A self-regulated leader would first spend some time going through his internal dialogue: “What am I thinking and feeling about this person and this situation” (self-awareness). Then, he would reflect on the other person’s motives, and maybe ask around to collect some feedback (e.g. past habits, personal issues, different expectations or cultural differences). Finally, we would plan to have a conversation with the director.
During the conversation, he will feel grounded, calmer, and able to listen and express his ideas with clarity. Chances are that they will understand each other better and possibly agree on a way of working together in the future. Should things not change, the executive will feel at peace with himself for having done what was in his power to support the director, and clear about the possible next steps. He will be in a stronger leadership position.
Leaders who can self-regulate,
act more consciously.
The following tool can help you improve your self-regulation on the spot.

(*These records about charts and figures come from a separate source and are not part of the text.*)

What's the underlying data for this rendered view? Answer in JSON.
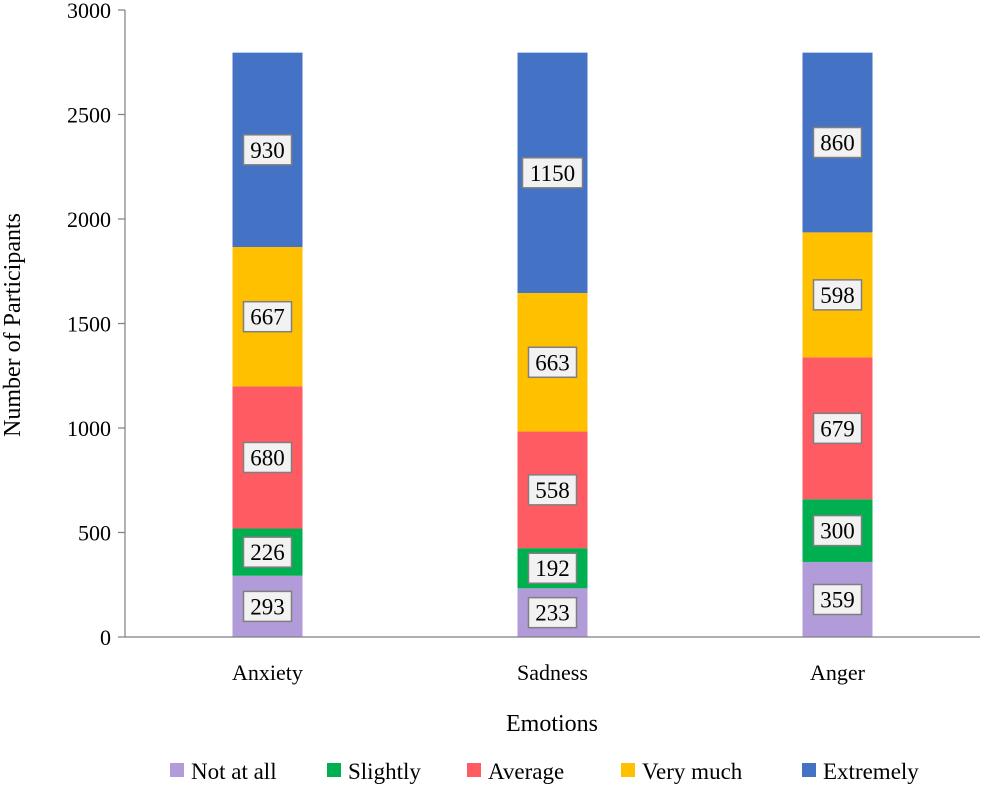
{
  "chart_data": {
    "type": "bar",
    "stacked": true,
    "categories": [
      "Anxiety",
      "Sadness",
      "Anger"
    ],
    "series": [
      {
        "name": "Not at all",
        "color": "#b19cd9",
        "values": [
          293,
          233,
          359
        ]
      },
      {
        "name": "Slightly",
        "color": "#00b050",
        "values": [
          226,
          192,
          300
        ]
      },
      {
        "name": "Average",
        "color": "#fe5b63",
        "values": [
          680,
          558,
          679
        ]
      },
      {
        "name": "Very much",
        "color": "#ffc000",
        "values": [
          667,
          663,
          598
        ]
      },
      {
        "name": "Extremely",
        "color": "#4472c4",
        "values": [
          930,
          1150,
          860
        ]
      }
    ],
    "xlabel": "Emotions",
    "ylabel": "Number of Participants",
    "ylim": [
      0,
      3000
    ],
    "yticks": [
      0,
      500,
      1000,
      1500,
      2000,
      2500,
      3000
    ],
    "grid": false,
    "legend_position": "bottom"
  }
}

The S.T.O.P. technique was developed by therapists to help patients calm down and interrupt recurring negative thoughts. It is a very good practice to create space between yourself and the situation, to observe your inner territory, and to prepare a balanced response:
Tell yourself to take a “virtual” step back from the situation. Visualize your body moving away from it.
Take a deep breath
Inhale for 4, exhale for 6 – repeat a few times.
Look inward to what you are thinking and feeling right now. Observe that your thoughts are not facts and that there might be something else you are not considering. What could that be? Body-scan to check your body (sweat? hearth rate? tensions? short breath?), and try to rebalance by stretching, standing up, taking a walk around the room or mobilizing your neck. Whatever you may need to release.
Now you are ready to reorganize your thoughts and deliver a self-regulated response.
You can use S.T.O.P anytime and anywhere: to manage conversations and conflicts, when you are asked to express an opinion on the spot, when you feel agitated and not in control, or as a morning routine to set an intention for the day.
Hint: even if the description of this tool may seem long, in reality each step takes just seconds. The more you practice, the easier and faster it will become. Practice to master!
A small object, a screensaver with the stop sign, a post it on your notebook may help you remember to S.T.O.P.
“The best fighter is never angry”
― Lao Tzu ―
Practice is key, so do not STOP trying!